Research on mass transfer mechanisms due to short-term water-rock interactions between granite cuttings and alkaline NaCl solution and their patterns

Abstract

Water-rock interactions induced by working fluids in hot dry rock (HDR) reservoirs lead to reservoir damages through mass transfer. Therefore, investigating the mass transfer mechanisms due to the interactions between working fluids and reservoir rocks contributes to minimizing HDR reservoir damages. Drilling fluid is an important working fluid, yet the interactions between drilling fluids and HDR reservoir rocks lack understandings. Here, interaction experiments were conducted using a high-temperature and high-pressure flow reactor under temperatures of 180 °C and 240 °C, a pressure of 24 MPa, and a flow rate of 0.05 mL/min for 7 days. Pure water and an alkaline NaCl solution, which is referred to a HDR reservoir drilling fluid, were prepared to interact with granite cuttings from the HDR reservoir at Qiabuqia site in Gonghe Basin, Qinghai Province, China. Mineral characteristics, mass and chemical changes in the cuttings, solution element content concentrations, micro-morphology and element contents on the cuttings surface, as well as the size of suspending fines in the solutions were determined to reveal the mass transfer mechanisms. The results indicate that the mass transfer mechanisms include mineral reactions and fines migration, and fines migration is the dominating mechanism. The mineral reactions, including feldspar dissolution, quartz dissolution and feldspar alteration, are strong at the front section, while are weak at the end section. At the middle section, the released element contents by mineral reactions form various precipitates, mainly including aluminosilicate, silicate and silica. Strong mineral reactions at the front section lead to fines migration, while the precipitation of Na-bearing minerals at the middle section inhibits fines migration through a coating effect.
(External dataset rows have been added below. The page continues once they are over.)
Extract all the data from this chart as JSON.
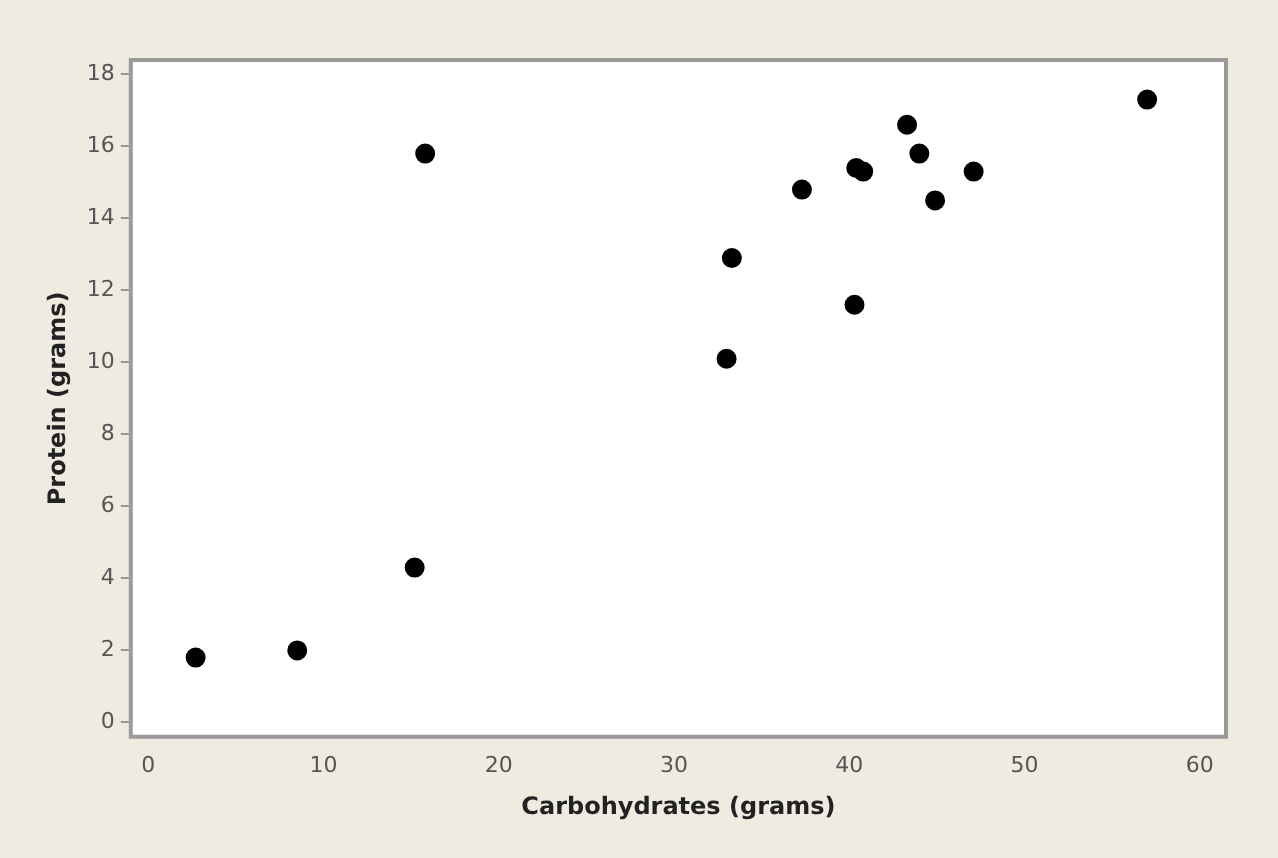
{
  "chart_data": {
    "type": "scatter",
    "xlabel": "Carbohydrates (grams)",
    "ylabel": "Protein (grams)",
    "x": [
      2.7,
      8.5,
      15.2,
      15.8,
      33,
      33.3,
      37.3,
      40.3,
      40.4,
      40.8,
      43.3,
      44,
      44.9,
      47.1,
      57
    ],
    "series": [
      {
        "color": "#000000",
        "values": [
          1.8,
          2.0,
          4.3,
          15.8,
          10.1,
          12.9,
          14.8,
          11.6,
          15.4,
          15.3,
          16.6,
          15.8,
          14.5,
          15.3,
          17.3
        ]
      }
    ],
    "xlim": [
      -1,
      61.5
    ],
    "xticks": [
      0,
      10,
      20,
      30,
      40,
      50,
      60
    ],
    "ylim": [
      -0.4,
      18.4
    ],
    "yticks": [
      0,
      2,
      4,
      6,
      8,
      10,
      12,
      14,
      16,
      18
    ],
    "grid": false,
    "legend": false,
    "marker": "circle"
  }
}
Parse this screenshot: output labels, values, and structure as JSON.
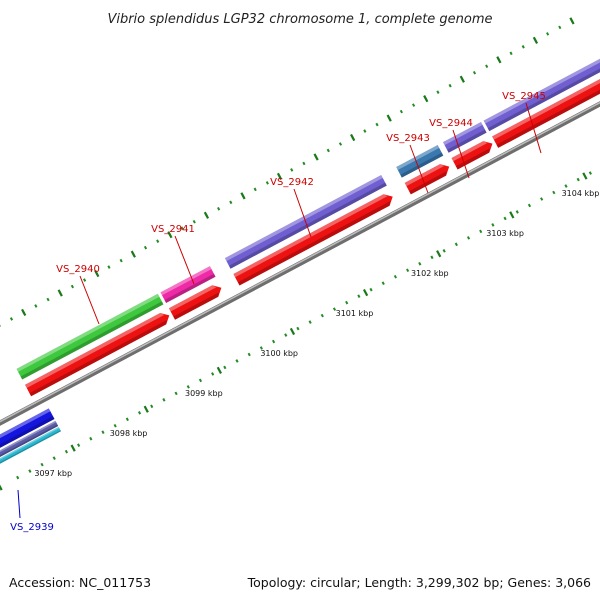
{
  "title": "Vibrio splendidus LGP32 chromosome 1, complete genome",
  "footer": {
    "accession": "Accession: NC_011753",
    "summary": "Topology: circular; Length: 3,299,302 bp; Genes: 3,066"
  },
  "colors": {
    "backbone": "#8a8a8a",
    "cds": "#ee1111",
    "tick_major": "#1a7a1a",
    "tick_minor": "#228b22",
    "label_forward": "#cc0000",
    "label_reverse": "#0000cc"
  },
  "position_scale": [
    {
      "label": "3097 kbp"
    },
    {
      "label": "3098 kbp"
    },
    {
      "label": "3099 kbp"
    },
    {
      "label": "3100 kbp"
    },
    {
      "label": "3101 kbp"
    },
    {
      "label": "3102 kbp"
    },
    {
      "label": "3103 kbp"
    },
    {
      "label": "3104 kbp"
    }
  ],
  "genes": [
    {
      "label": "VS_2939",
      "strand": "reverse",
      "color": "#1515e0"
    },
    {
      "label": "VS_2940",
      "strand": "forward",
      "color": "#3ec83e"
    },
    {
      "label": "VS_2941",
      "strand": "forward",
      "color": "#ee2aa6"
    },
    {
      "label": "VS_2942",
      "strand": "forward",
      "color": "#6f5fd0"
    },
    {
      "label": "VS_2943",
      "strand": "forward",
      "color": "#3a78b0"
    },
    {
      "label": "VS_2944",
      "strand": "forward",
      "color": "#6f5fd0"
    },
    {
      "label": "VS_2945",
      "strand": "forward",
      "color": "#6f5fd0"
    }
  ]
}
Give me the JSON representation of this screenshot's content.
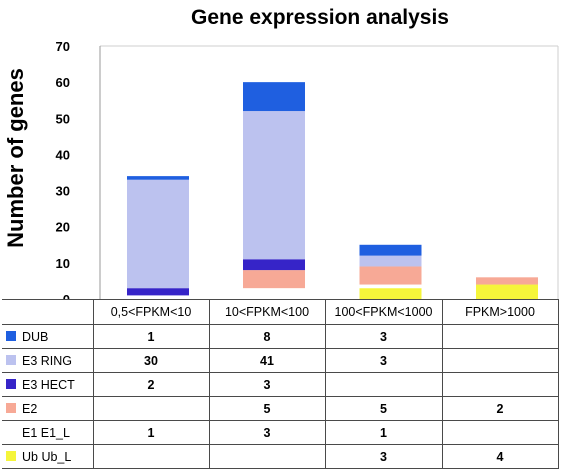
{
  "chart_data": {
    "type": "bar",
    "stacked": true,
    "title": "Gene expression analysis",
    "xlabel": "",
    "ylabel": "Number of genes",
    "ylim": [
      0,
      70
    ],
    "yticks": [
      0,
      10,
      20,
      30,
      40,
      50,
      60,
      70
    ],
    "grid": false,
    "legend": "data table below chart",
    "categories": [
      "0,5<FPKM<10",
      "10<FPKM<100",
      "100<FPKM<1000",
      "FPKM>1000"
    ],
    "series": [
      {
        "name": "Ub Ub_L",
        "color": "#f5f53a",
        "values": [
          null,
          null,
          3,
          4
        ]
      },
      {
        "name": "E1 E1_L",
        "color": "#ffffff",
        "values": [
          1,
          3,
          1,
          null
        ]
      },
      {
        "name": "E2",
        "color": "#f7a996",
        "values": [
          null,
          5,
          5,
          2
        ]
      },
      {
        "name": "E3 HECT",
        "color": "#3624c8",
        "values": [
          2,
          3,
          null,
          null
        ]
      },
      {
        "name": "E3 RING",
        "color": "#bcc2ef",
        "values": [
          30,
          41,
          3,
          null
        ]
      },
      {
        "name": "DUB",
        "color": "#1f5fe0",
        "values": [
          1,
          8,
          3,
          null
        ]
      }
    ],
    "table_row_order": [
      "DUB",
      "E3 RING",
      "E3 HECT",
      "E2",
      "E1 E1_L",
      "Ub Ub_L"
    ]
  }
}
Suspending fines are identified in the solutions, with a diameter of 100–300 nm, and settled fines are observed at the end section, with a diameter of hundreds of nanometers to a few microns. Simulations of reaction equilibrium show that the precipitation of quartz and biotite increases with a higher NaCl concentration and a lower temperature, while albite changes from dissolution to precipitation as NaCl concentration rises from 6 wt% to 12 wt%. The formation of halite by simulations supports the coating effect. This study provides theoretical basis to minimize HDR reservoir damage induced by working fluids.